プレイバック・和佳音 1 | フーテンの横チン

プレイバック・和佳音 1

こんなにアイドルを好きになることは、おそらく最初で最後だろうなあ。AiCune・村田和佳音が2月28日の定期公演で卒業した。偶然、出会ってから7カ月あまり。アイドル音痴のオッサンは夢中になって彼女を撮り続けてきた。写真とともに、卒業までの軌跡を追ってみる。


2014・7・26~愛媛・松山市~
 学校が夏休みに入り、土曜夜市も始まっていた。ブログのネタ用に、風景でも撮りに行こうかな。そう思い、夕暮れにカメラを持って大街道に出向いた。出店が多く並び、水風船や綿菓子も売られていた。昔と変わらない、日本の原風景。キャーキャー騒ぎながら楽しんでいる子どもたちを絡めながら写真を撮っていた。
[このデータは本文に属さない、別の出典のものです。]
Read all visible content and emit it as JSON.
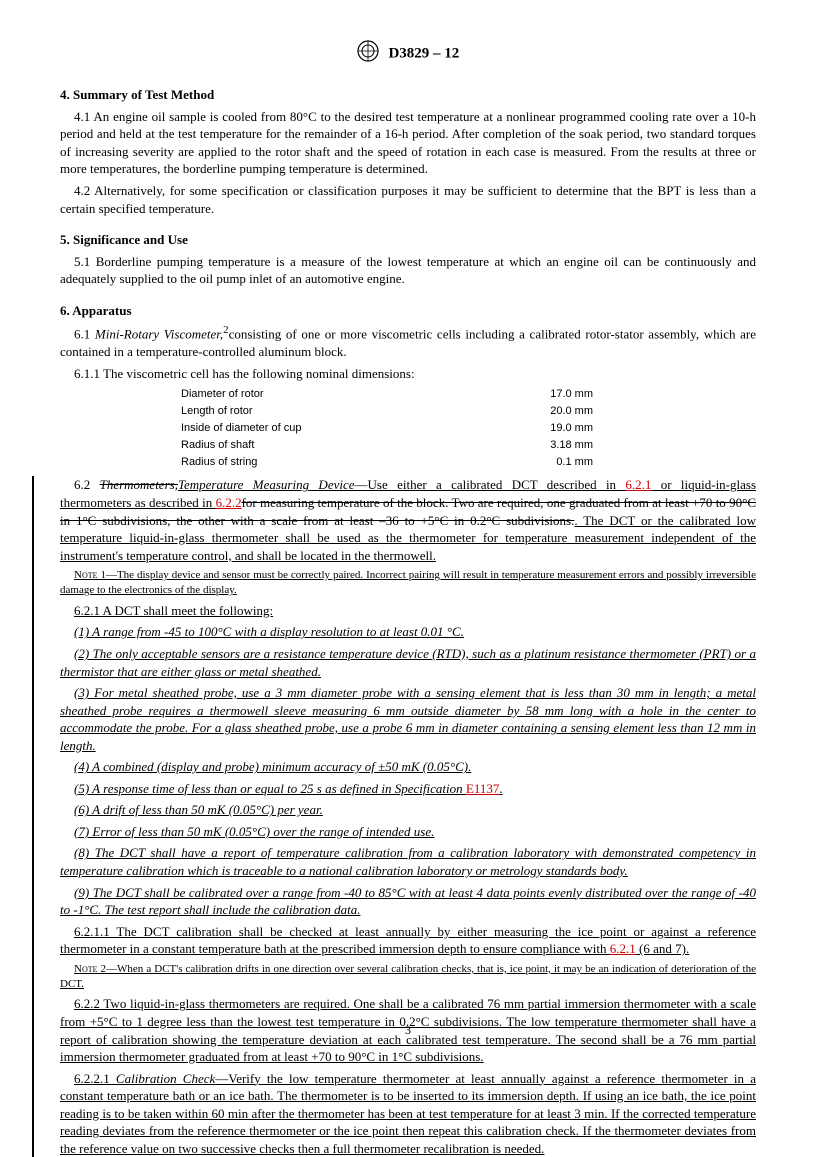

仮面ライダーやウルトラマンのお面などを撮っている時だった。どこかで見たことのある女の子がファインダーの中に入った。
 某飲料メーカーのCМを見て、目がパッチリしていて、かわいいなあって思っていた子だった。でも、名前は知らなかった。うちわを持って、誰かといっしょに浴衣姿で歩いていた。こういう機会はめったにないから、写真を撮らせてもらおう。そう思って追いかけた。人ごみをかき分けながらあとを追っていると、大街道の入り口に、なにやら舞台が設置されていた。
 何があるんだろう?係員らしきハッピ姿の男性に聞いてみた。何か、あるんですか?「地元アイドルが、これから盆踊りをするんです」。地元アイドル?何ていうアイドルですか??「ナノキュンとアイキューンです」。ナノキュンはどこかで聞いたことがある。でも「アイキューン」なんてグループは、一度も聞いたことがなかった。
 正直、地元アイドルには興味がなかった。テレビでAKB48の番組を見るぐらいで、全国的にも有名な、ひめキュンフルーツ缶でさえ「変わった名前のグループだなあ」って思っていたぐらいで、CDも聴いたことがなかった。さきほどの男性に、あらためて聞いてみた。写真を撮ってもいいんですか?「いいですよ」。そうかあ。まあ、時間もあるし、せっかくだから見ていこうかな。そういう軽い気持ちで、開始時間を待っていた。
 開始10分前、アイドルらしき女の子たちがぞろぞろと現れた。若いなあ。けっこう、かわいい子がいるじゃん。高校生ぐらいかな。あの子はめっちゃ小さいし、どう見ても小学生だよな。そんなことを思いながら写真を撮っていると、ある女の子に目が留まった。肩までのセミロング。えらく線が細い子だな。後ろ姿だったけど、ミョーに気になる子だった。
 「その子」が正面を向いた。笑顔を見た瞬間、衝撃が走った。なぜって?高校時代に好きだった女の子が笑った時とそっくりだったからだった。もちろん、うり二つってわけではない。後ろ姿や髪型、そして笑い方。遠い22年前に毎日のように見ていた子と重なって見えたのだ。びっくり仰天とは、このことか…。すっかり写真を撮ることも忘れ、しばらく「その子」を見つめていた。そして、我に返り、初めて「その子」を撮ったのだった。